Через несколько дней в маленькую комнату Мервина, под самой крышей колледжа, принесли первое письмо от Милы.
Сегодня мы начинаем новую жизнь, жизнь в переписке и в борьбе, — писала Мила 24 июня. — Мне без тебя очень плохо, будто все остановилось… За три дня после твоего отъезда я растратила много сил, нервов и здоровья. Я знаю, ты рассердишься, но я ничего не могу с собой поделать. Очень плохо сплю, все время думаю о том, что ты должен вернуться и что мне нужно ждать тебя, подскакиваю при каждом звуке. Мои друзья стараются меня поддержать… Здесь все, кто честен и разумен, считают, что это (наше разлучение) глупо, негуманно, злобно и постыдно.
Друзья приходили к Миле утешить ее, старались развлечь, вытащить на прогулку в парк, но, по ее словам, она стала «молчаливой и поглупевшей, не в состоянии сказать что-нибудь интересное». Она даже не захотела менять простыни на постели, потому что они еще хранят «твой запах». В субботу, после отъезда Мервина, она дала себе слово собраться с силами и пойти в театр. В «Современнике», на премьере «Сирано де Бержерака», Мила впервые в жизни не смогла досидеть до конца и ушла после первого акта. У нее было ощущение, что она бегает по кругу, «как белка в колесе».

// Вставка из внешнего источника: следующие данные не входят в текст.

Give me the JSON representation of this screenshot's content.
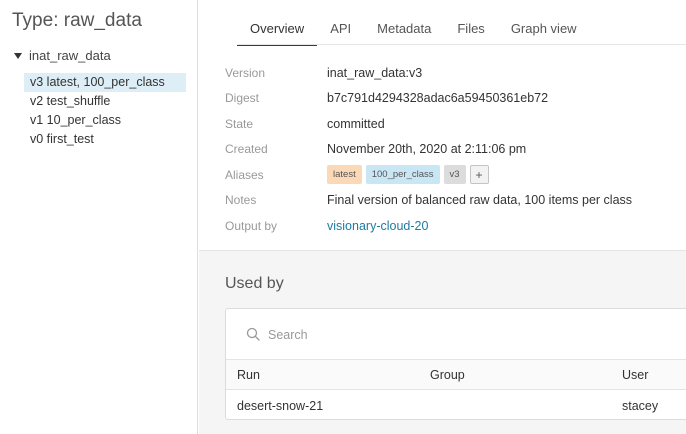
{
  "sidebar": {
    "title": "Type: raw_data",
    "collection": "inat_raw_data",
    "versions": [
      {
        "label": "v3 latest, 100_per_class",
        "selected": true
      },
      {
        "label": "v2 test_shuffle",
        "selected": false
      },
      {
        "label": "v1 10_per_class",
        "selected": false
      },
      {
        "label": "v0 first_test",
        "selected": false
      }
    ]
  },
  "tabs": [
    {
      "label": "Overview",
      "active": true
    },
    {
      "label": "API",
      "active": false
    },
    {
      "label": "Metadata",
      "active": false
    },
    {
      "label": "Files",
      "active": false
    },
    {
      "label": "Graph view",
      "active": false
    }
  ],
  "overview": {
    "version": {
      "label": "Version",
      "value": "inat_raw_data:v3"
    },
    "digest": {
      "label": "Digest",
      "value": "b7c791d4294328adac6a59450361eb72"
    },
    "state": {
      "label": "State",
      "value": "committed"
    },
    "created": {
      "label": "Created",
      "value": "November 20th, 2020 at 2:11:06 pm"
    },
    "aliases": {
      "label": "Aliases",
      "items": [
        "latest",
        "100_per_class",
        "v3"
      ],
      "add": "+"
    },
    "notes": {
      "label": "Notes",
      "value": "Final version of balanced raw data, 100 items per class"
    },
    "output_by": {
      "label": "Output by",
      "value": "visionary-cloud-20"
    }
  },
  "used_by": {
    "title": "Used by",
    "search_placeholder": "Search",
    "columns": [
      "Run",
      "Group",
      "User"
    ],
    "rows": [
      {
        "run": "desert-snow-21",
        "group": "",
        "user": "stacey"
      }
    ]
  },
  "colors": {
    "link": "#1f7ba1",
    "selected_bg": "#ddeef6",
    "alias_latest": "#fbd9b6",
    "alias_class": "#c9e6f5",
    "alias_version": "#dcdcdc"
  }
}
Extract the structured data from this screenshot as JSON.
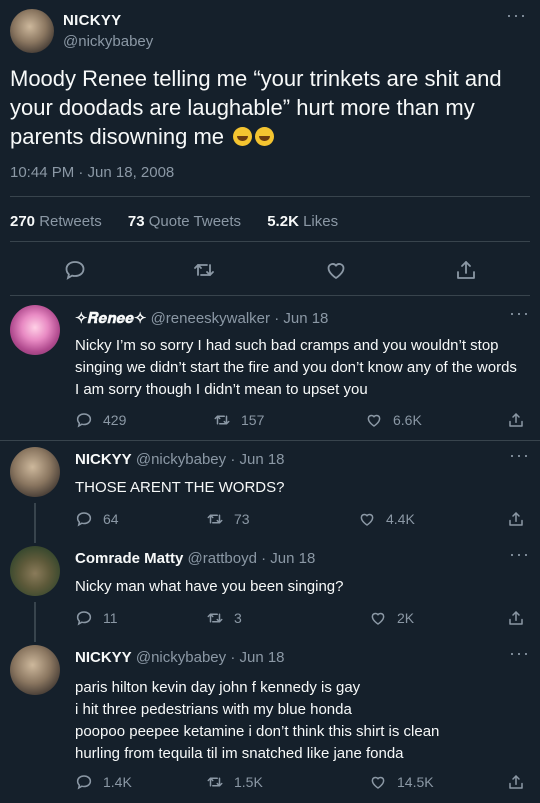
{
  "main": {
    "name": "NICKYY",
    "handle": "@nickybabey",
    "text": "Moody Renee telling me “your trinkets are shit and your doodads are laughable” hurt more than my parents disowning me",
    "emojis": [
      "loudly-crying-face",
      "loudly-crying-face"
    ],
    "time": "10:44 PM · Jun 18, 2008",
    "stats": {
      "retweets": "270",
      "retweets_label": "Retweets",
      "quotes": "73",
      "quotes_label": "Quote Tweets",
      "likes": "5.2K",
      "likes_label": "Likes"
    },
    "actions": [
      "reply-icon",
      "retweet-icon",
      "like-icon",
      "share-icon"
    ]
  },
  "replies": [
    {
      "name": "✧𝑹𝒆𝒏𝒆𝒆✧",
      "handle": "@reneeskywalker",
      "date": "· Jun 18",
      "text": "Nicky I’m so sorry I had such bad cramps and you wouldn’t stop singing we didn’t start the fire and you don’t know any of the words I am sorry though I didn’t mean to upset you",
      "replies": "429",
      "retweets": "157",
      "likes": "6.6K"
    },
    {
      "name": "NICKYY",
      "handle": "@nickybabey",
      "date": "· Jun 18",
      "text": "THOSE ARENT THE WORDS?",
      "replies": "64",
      "retweets": "73",
      "likes": "4.4K"
    },
    {
      "name": "Comrade Matty",
      "handle": "@rattboyd",
      "date": "· Jun 18",
      "text": "Nicky man what have you been singing?",
      "replies": "11",
      "retweets": "3",
      "likes": "2K"
    },
    {
      "name": "NICKYY",
      "handle": "@nickybabey",
      "date": "· Jun 18",
      "lines": [
        "paris hilton kevin day john f kennedy is gay",
        "i hit three pedestrians with my blue honda",
        "poopoo peepee ketamine i don’t think this shirt is clean",
        "hurling from tequila til im snatched like jane fonda"
      ],
      "replies": "1.4K",
      "retweets": "1.5K",
      "likes": "14.5K"
    }
  ],
  "colors": {
    "background": "#15202b",
    "text": "#f7f9f9",
    "muted": "#8b98a5",
    "divider": "#38444d"
  }
}
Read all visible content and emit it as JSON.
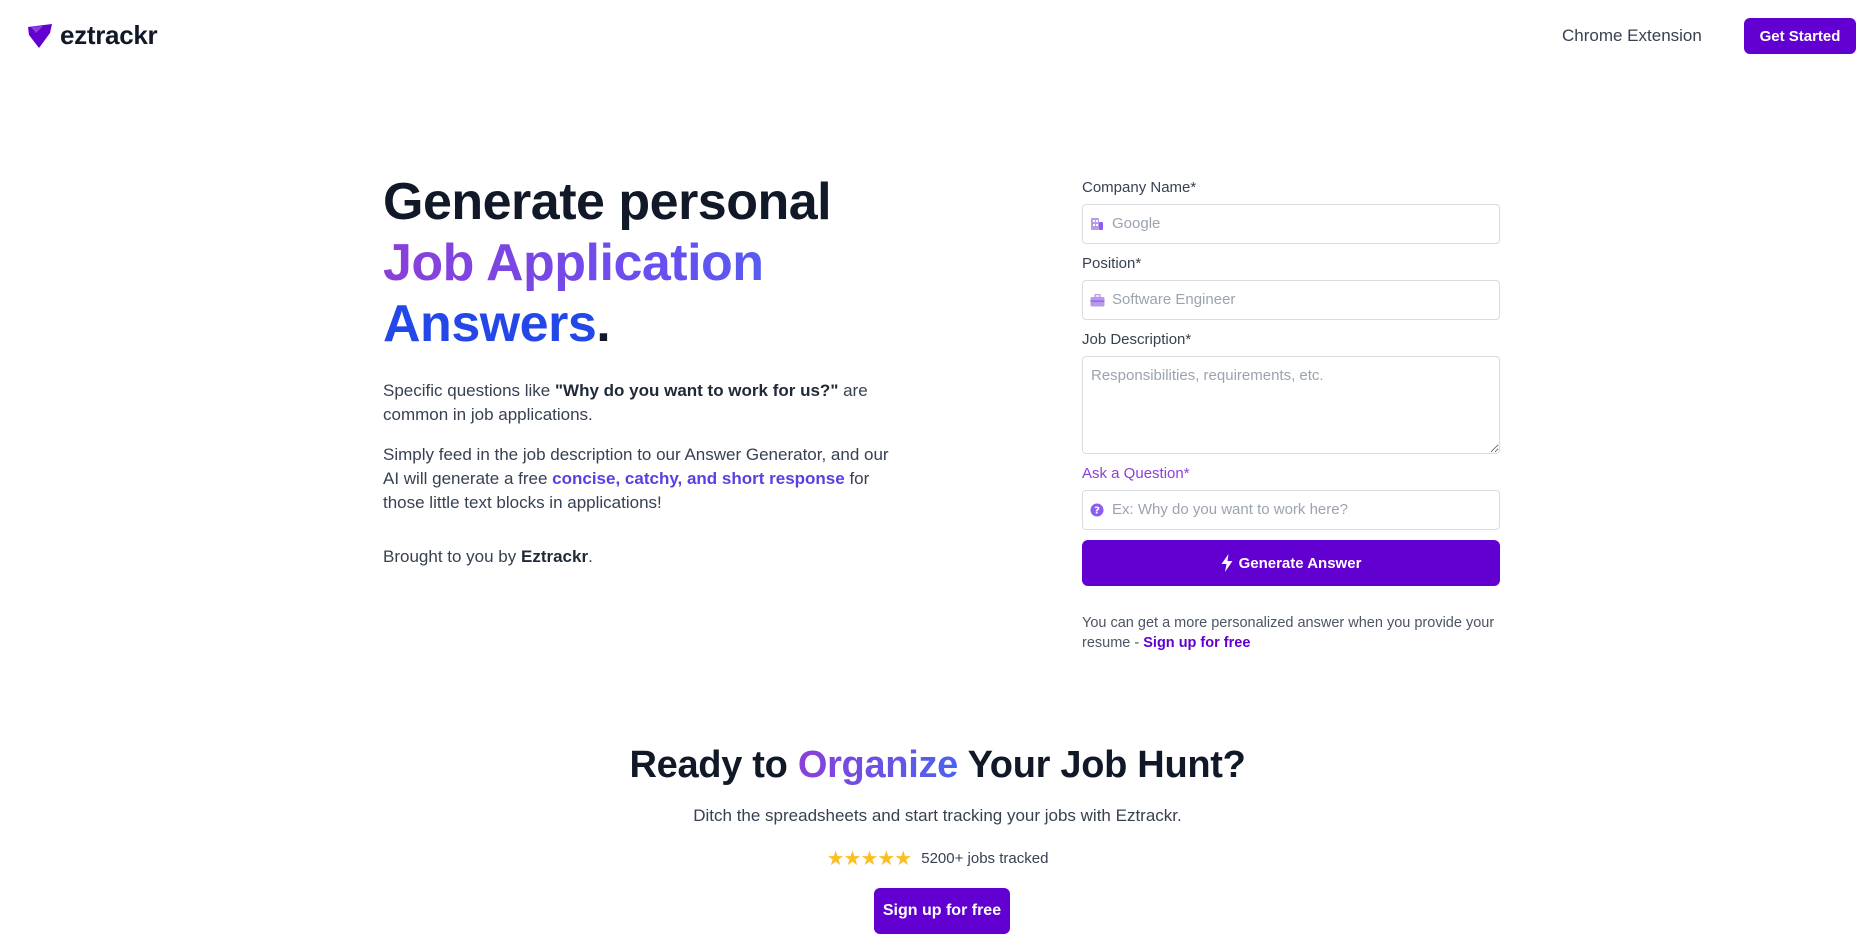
{
  "header": {
    "logo_text": "eztrackr",
    "nav_link": "Chrome Extension",
    "cta_label": "Get Started",
    "brand_color": "#6200d2"
  },
  "hero": {
    "title_line1": "Generate personal",
    "title_line2": "Job Application",
    "title_line3": "Answers",
    "title_dot": ".",
    "p1_pre": "Specific questions like ",
    "p1_bold": "\"Why do you want to work for us?\"",
    "p1_post": " are common in job applications.",
    "p2_pre": "Simply feed in the job description to our Answer Generator, and our AI will generate a free ",
    "p2_highlight": "concise, catchy, and short response",
    "p2_post": " for those little text blocks in applications!",
    "p3_pre": "Brought to you by ",
    "p3_bold": "Eztrackr",
    "p3_post": "."
  },
  "form": {
    "company": {
      "label": "Company Name*",
      "placeholder": "Google",
      "value": "",
      "icon": "building-icon"
    },
    "position": {
      "label": "Position*",
      "placeholder": "Software Engineer",
      "value": "",
      "icon": "briefcase-icon"
    },
    "description": {
      "label": "Job Description*",
      "placeholder": "Responsibilities, requirements, etc.",
      "value": ""
    },
    "question": {
      "label": "Ask a Question*",
      "placeholder": "Ex: Why do you want to work here?",
      "value": "",
      "icon": "question-circle-icon"
    },
    "submit_label": "Generate Answer",
    "note_text": "You can get a more personalized answer when you provide your resume - ",
    "note_link": "Sign up for free"
  },
  "cta": {
    "title_pre": "Ready to ",
    "title_highlight": "Organize",
    "title_post": " Your Job Hunt?",
    "subtitle": "Ditch the spreadsheets and start tracking your jobs with Eztrackr.",
    "stars": "★★★★★",
    "rating": 5,
    "jobs_tracked": "5200+ jobs tracked",
    "button_label": "Sign up for free"
  },
  "colors": {
    "primary": "#6200d2",
    "purple_text": "#8b3fd9",
    "blue_text": "#2448e8",
    "star": "#fbbf24"
  }
}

Я живу только моим горем, мир вокруг меня перестал существовать, — писала она Мервину на следующий день — Я так жалею, что отпустила тебя. Нам нужно было подождать подольше. Теперь все стало в тысячу раз труднее, одиночество невыносимо. В институте все женщины сочувствуют мне, но, наверное, думают, что ты меня обманул. Они говорят: «Неужели он преодолеет все эти трудности?» Я говорю, что ты все преодолеешь, что мы очень любим друг друга. Все бегали в библиотеку читать «Нью- Йорк таймс». Многим твоя фотография очень понравилась… После работы я стараюсь как можно скорее добраться домой, чтобы никого не видеть. Моя мама отреагировала (на твой отъезд) очень плохо. Говорит, была уверена, что так и случится! Ты же иностранец!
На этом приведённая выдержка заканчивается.